Hospitals and payers negotiate rates and contract at that rate before the service is provided. Assuming the service is not denied by the payer, the hospital knows that they'll only be reimbursed 18k from your insurance company (or at least has the data to know in advance, putting aside whether any one person could tell you what it will be). The 90k only served as a starting point for negotiation with payers and is usually obscenely high due to other regulatory and contractual reasons related to the negotiation process. Their "list rate" is shown on your bill, but was absolutely never expected to be received.

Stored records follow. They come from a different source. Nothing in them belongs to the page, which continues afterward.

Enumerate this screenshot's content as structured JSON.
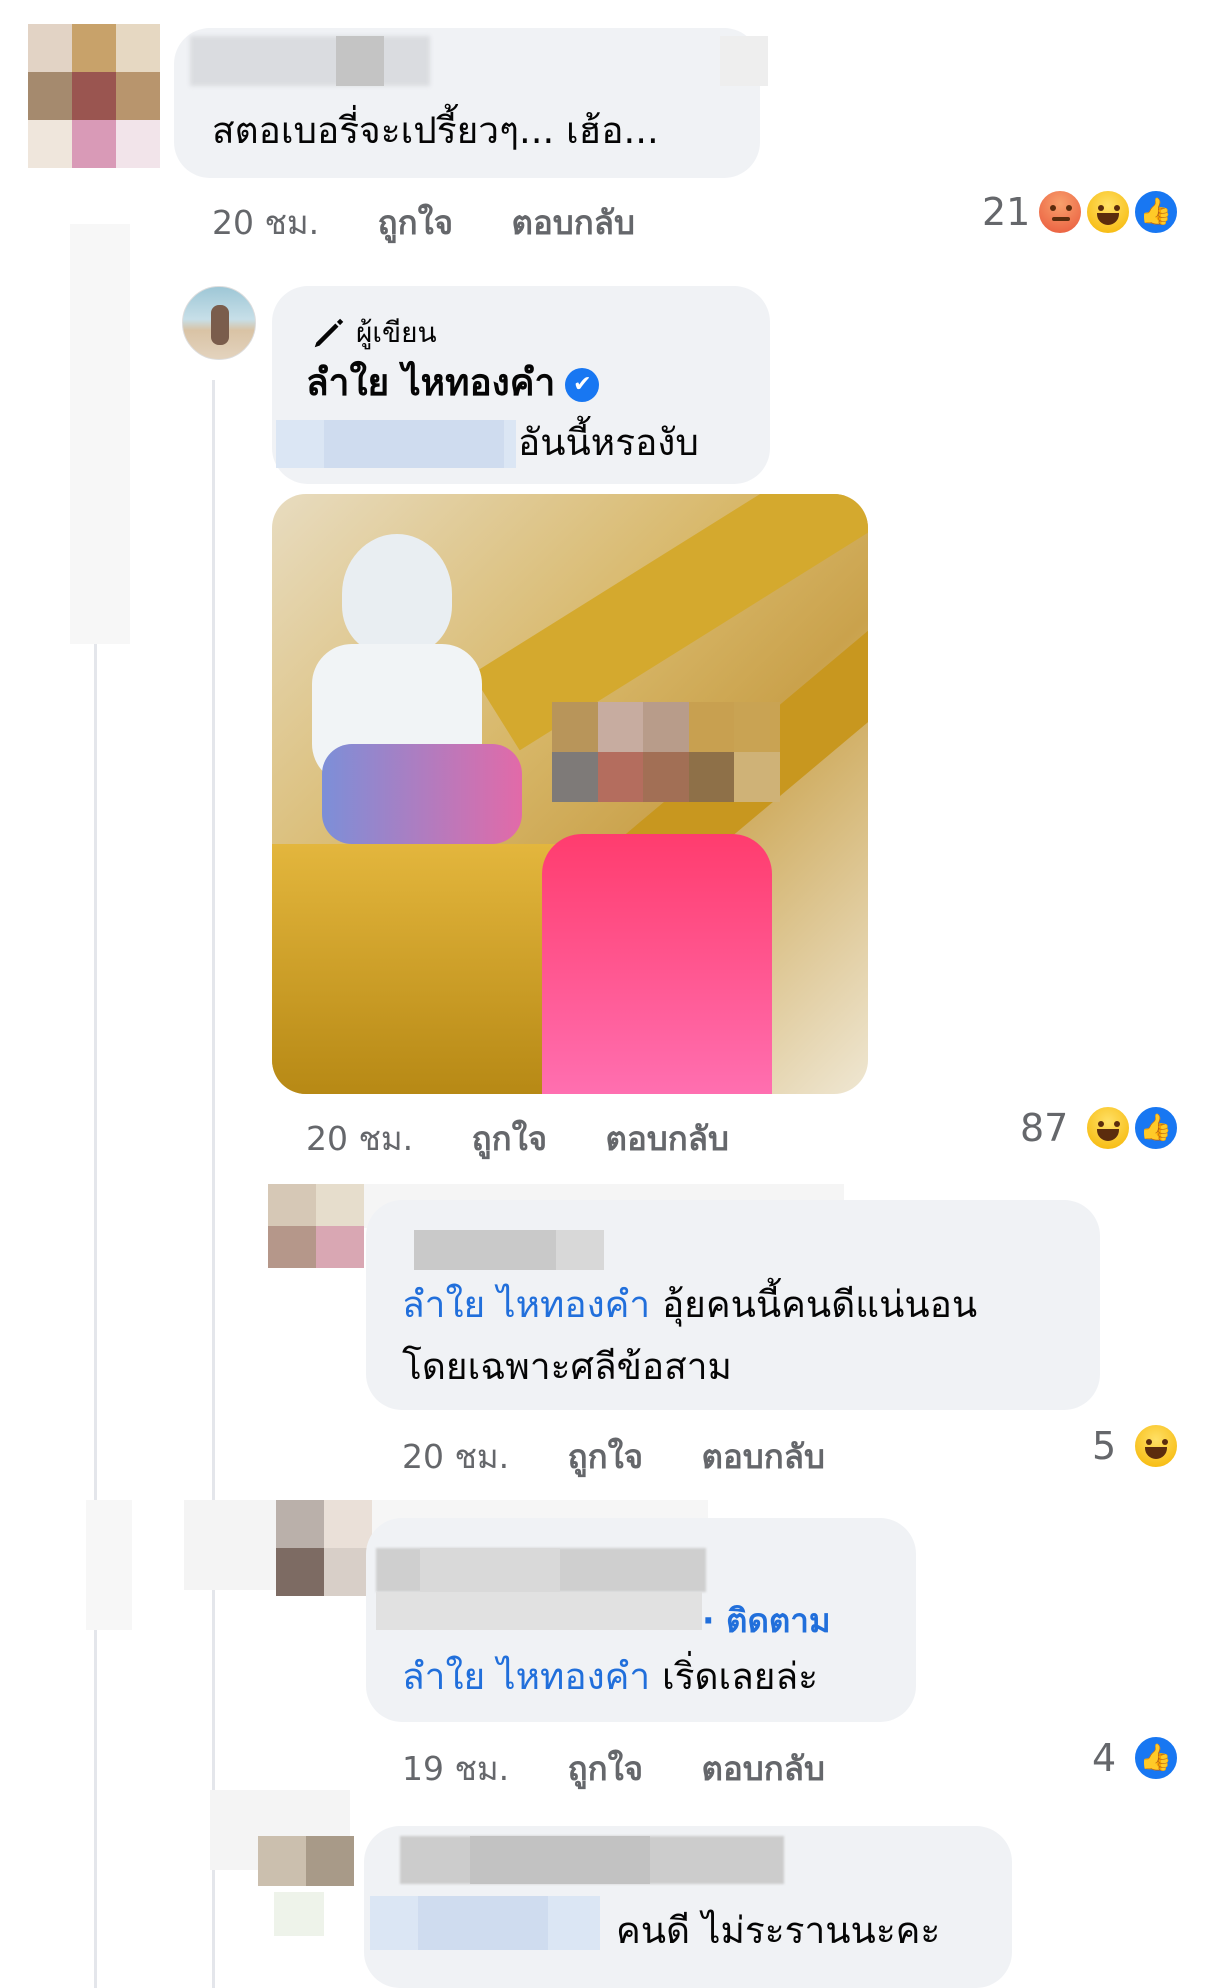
{
  "comment1": {
    "text": "สตอเบอรี่จะเปรี้ยวๆ... เฮ้อ...",
    "time": "20 ชม.",
    "like": "ถูกใจ",
    "reply": "ตอบกลับ",
    "reaction_count": "21"
  },
  "comment2": {
    "badge_icon": "pencil-icon",
    "badge": "ผู้เขียน",
    "author": "ลำใย ไหทองคำ",
    "verified_icon": "verified-icon",
    "text": "อันนี้หรองับ",
    "time": "20 ชม.",
    "like": "ถูกใจ",
    "reply": "ตอบกลับ",
    "reaction_count": "87"
  },
  "comment3": {
    "mention": "ลำใย ไหทองคำ",
    "text_line1": "อุ้ยคนนี้คนดีแน่นอน",
    "text_line2": "โดยเฉพาะศลีข้อสาม",
    "time": "20 ชม.",
    "like": "ถูกใจ",
    "reply": "ตอบกลับ",
    "reaction_count": "5"
  },
  "comment4": {
    "follow": "· ติดตาม",
    "mention": "ลำใย ไหทองคำ",
    "text": "เริ่ดเลยล่ะ",
    "time": "19 ชม.",
    "like": "ถูกใจ",
    "reply": "ตอบกลับ",
    "reaction_count": "4"
  },
  "comment5": {
    "text": "คนดี ไม่ระรานนะคะ"
  },
  "colors": {
    "bubble": "#f0f2f5",
    "meta": "#65676b",
    "mention": "#216fdb",
    "like_blue": "#1877f2"
  }
}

As a result, it's not a "loss" of revenue at the time of service, and isn't recognized as one.

Now, because GAAP requires revenue be recognized when realized and earned, that service became "revenue" to the hospital after service, even though they haven't been paid. They might later "write that off" (I.e. recognize a loss) if the payer ultimately denies that claim, or you refuse your responsibility (I.e. your copay). But in that case, the hospital did not, in fact, make the money.

1 comments

> usually obscenely high due to other regulatory and contractual reasons related to the negotiation process

Lets be real its due to greed nothing else.

There are plenty of industries in which purely being greedy is much easier than it is in healthcare. Greed alone does not explain the depth of complexity involved in the US healthcare pricing system.

To be clear, I’m not defending the system either. It’s fundamentally broken by design. But it’s certainly not solely the greed of hospitals that got us here.

Healthcare has a cartel restricting supply of new doctors, and new hospitals. Only a small number of new doctors can intern each year ensuring the relative supply decreases vs population. The same for hospitals - even if you have the money and the doctors you can't open one unless the other hospitals in the area agree one is needed and allow you to get a “Certificate of Need”.

But that wasn't enough to juice profits so pricing had to be made as opaque as possible to screw over anyone who isn't a giant insurance company ensuring the little guy without insurance who "pays his bills" pays more than 10x anyone else in the system.

I don't know of any other industry with this level of depravity and greed.